Ahora resulta extraño imaginar ese escenario en un barrio en el que una amplia farmacia vende todo tipo de productos de higiene y medicinas. En un barrio dotado de servicios de basuras, constantemente higienizado por los operarios de limpieza. Tomás González del Monte charla animadamente con uno de ellos mientras barre algunas hojas de la carretera. Él también conoce qué implica vivir en una infravivienda. Tiene casi 58 años (los cumplirá en julio), y ha vivido en Peñascal, otra barriada de la villa. Hace siete décadas también estaba repleta de chabolas. Hasta allí se trasladaron él y sus padres desde Salamanca siguiendo la estela de muchos de sus vecinos. Ahora, es un vecino más de Uretamendi y está perfectamente integrado en la comunidad.

Cambios en el barrio

“Estos barrios han cambiado mucho, pero todos los servicios los hemos conseguido nosotros, peleando”, destaca. Lo que permanece, a pesar de los años, son las tupidas redes de apoyo y afecto que comenzaron a tejerse cuando Peñascal y Uretamendi no eran nada. “Nos conocemos todos entre todos y hay cariño y aprecio. Estamos muy unidos”, destaca Tomás. Esa unión se ha fortalecido notablemente en los últimos años, marcados por una pandemia y una grave crisis económica. “Se ha notado mucho en el barrio. Se han cerrado muchos bares y la gente lo ha pasado muy mal”, reconoce. Precisamente por esa razón, Uretamendi habilitó un puesto en la plaza para repartir comida entre las personas que estaban en riesgo de exclusión social.

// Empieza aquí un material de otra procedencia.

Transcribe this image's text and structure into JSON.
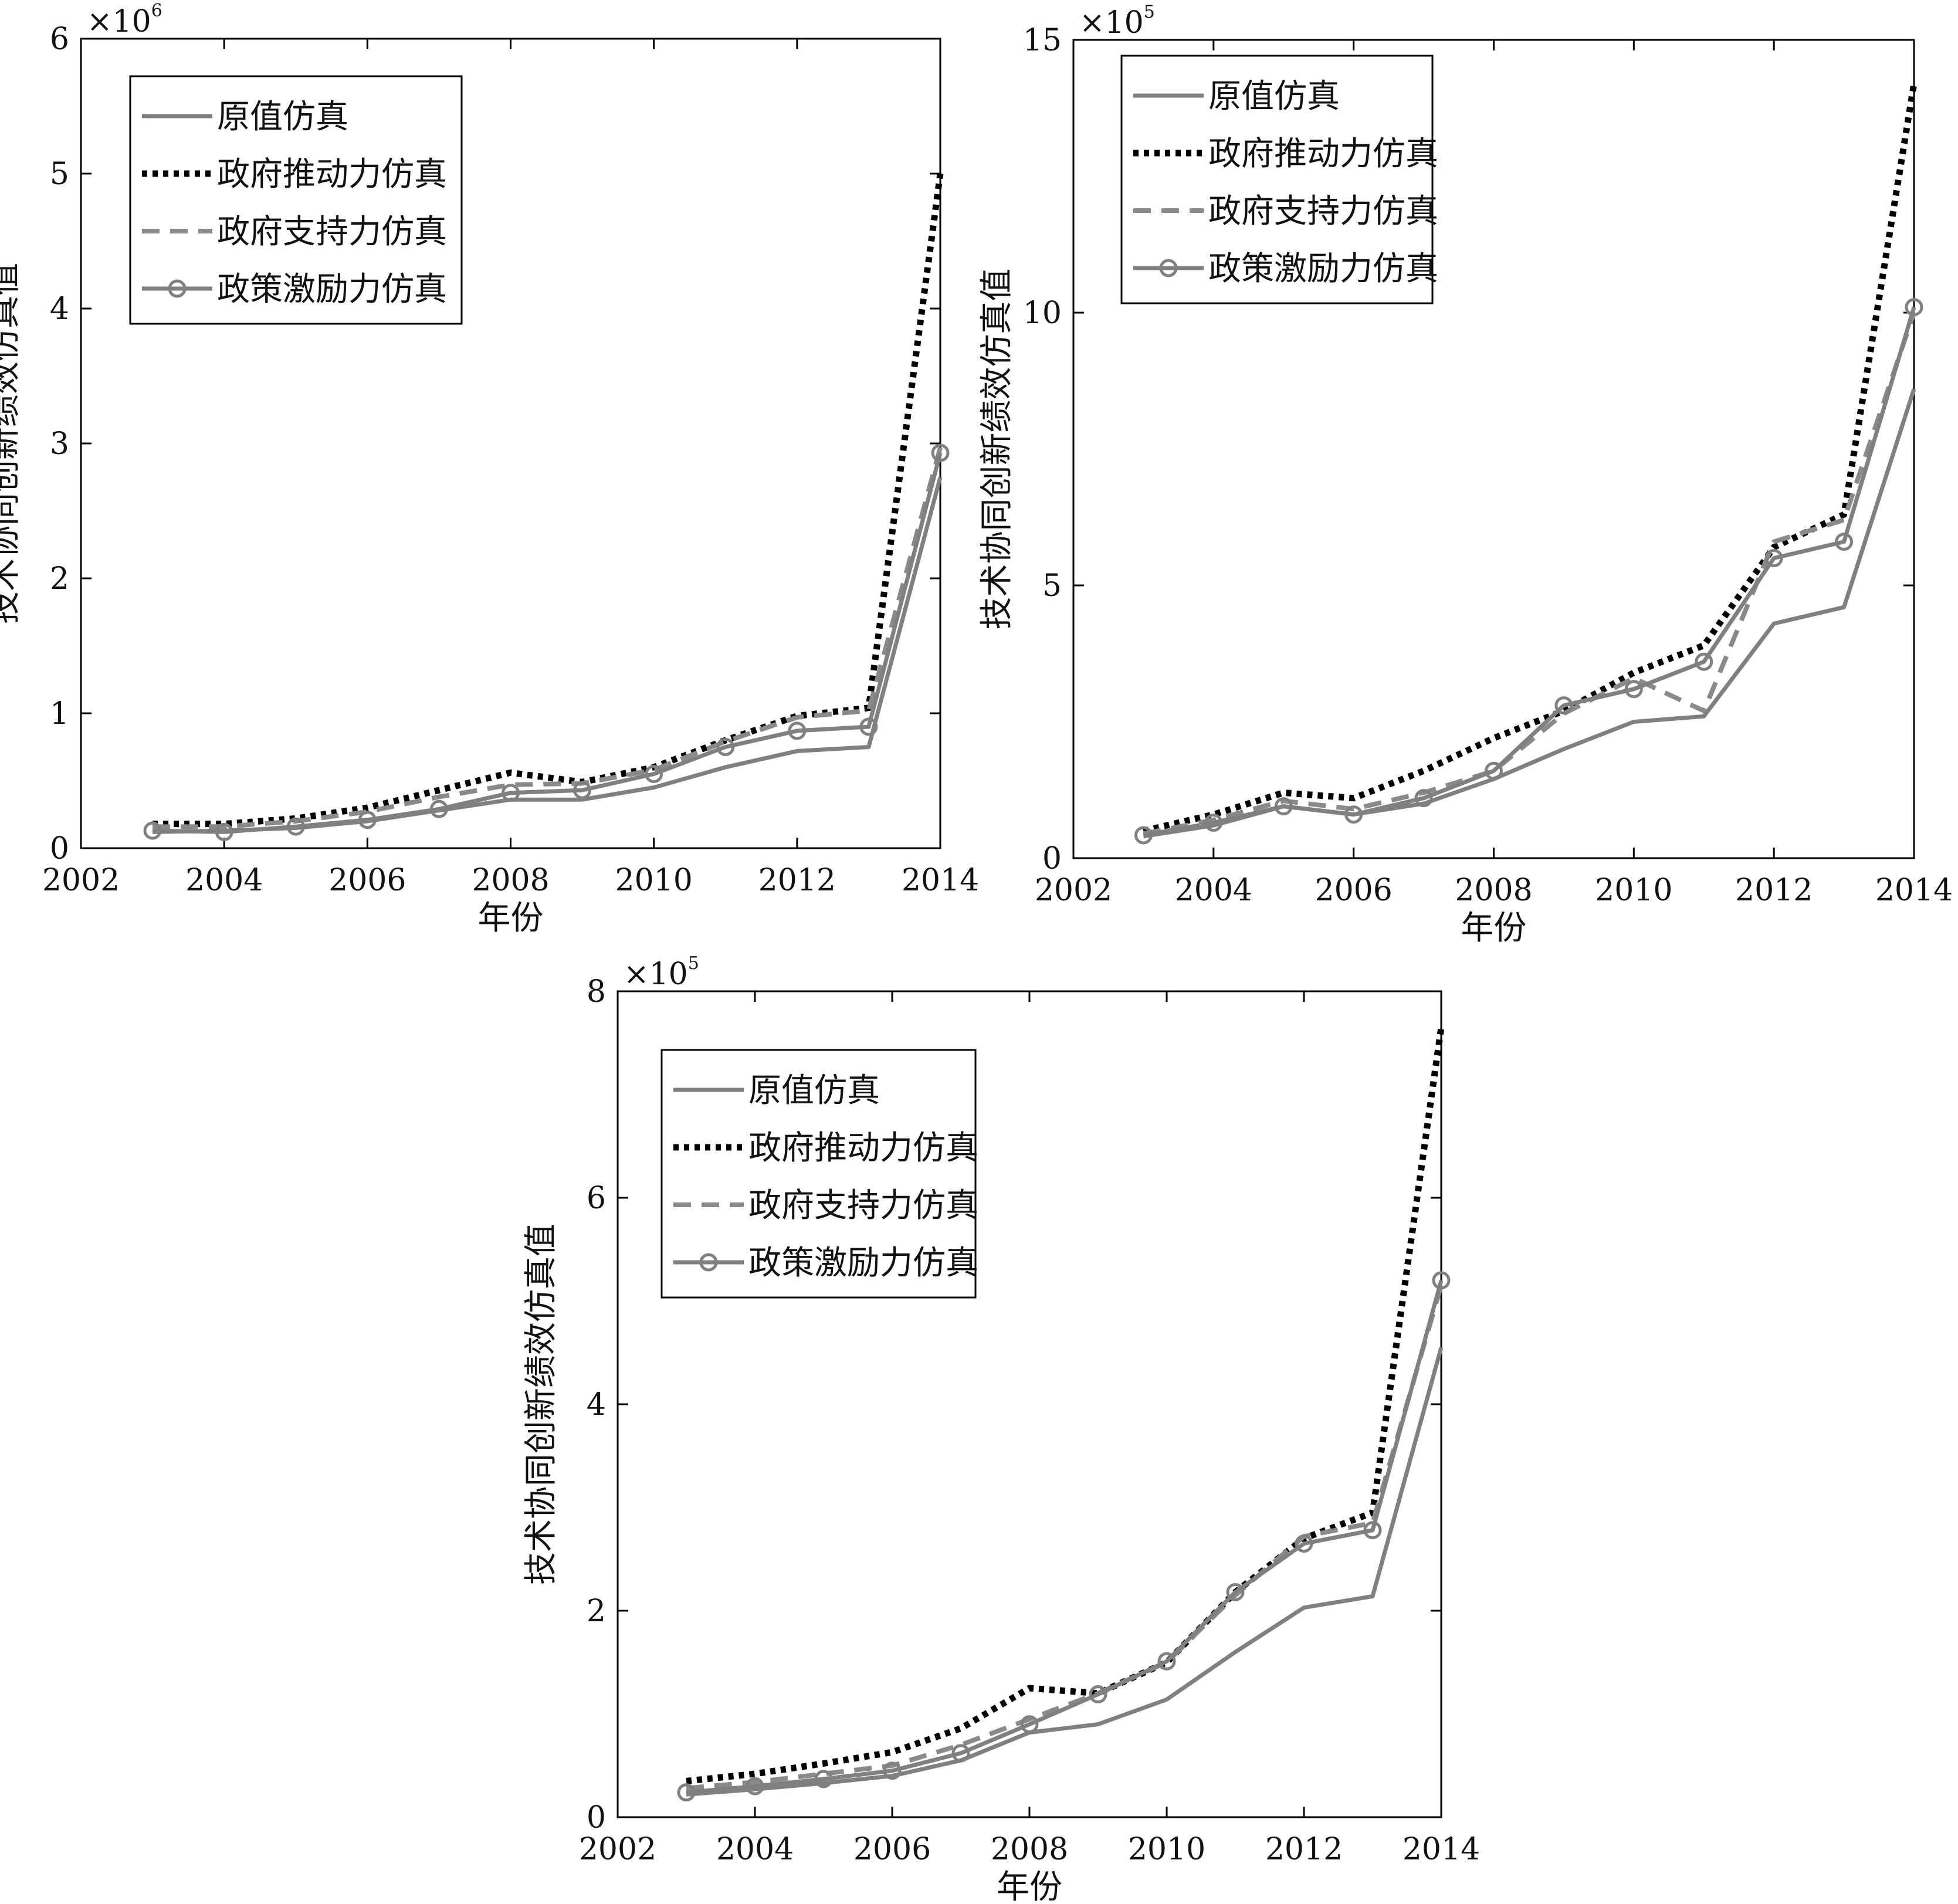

Marian y Feli, no obstante, creen que estas redes de apoyo se han deshilachado. “Ahora todo el mundo es mucho más individualista. Antes dejábamos la puerta abierta, entrábamos en las casas de los vecinos, nos ayudábamos... Todo eso, se ha perdido”, lamenta Marian.

Así las cosas, algunos defienden que Uretamendi continúa siendo un barrio en el que prima la solidaridad y el apoyo mutuo. Otras, en cambio, que esos valores han sido segados por la hoz del egoísmo. Diferencias aparte, lo que todos comparten es el orgullo por haber construido un barrio, literalmente, del más absoluto de los vacíos.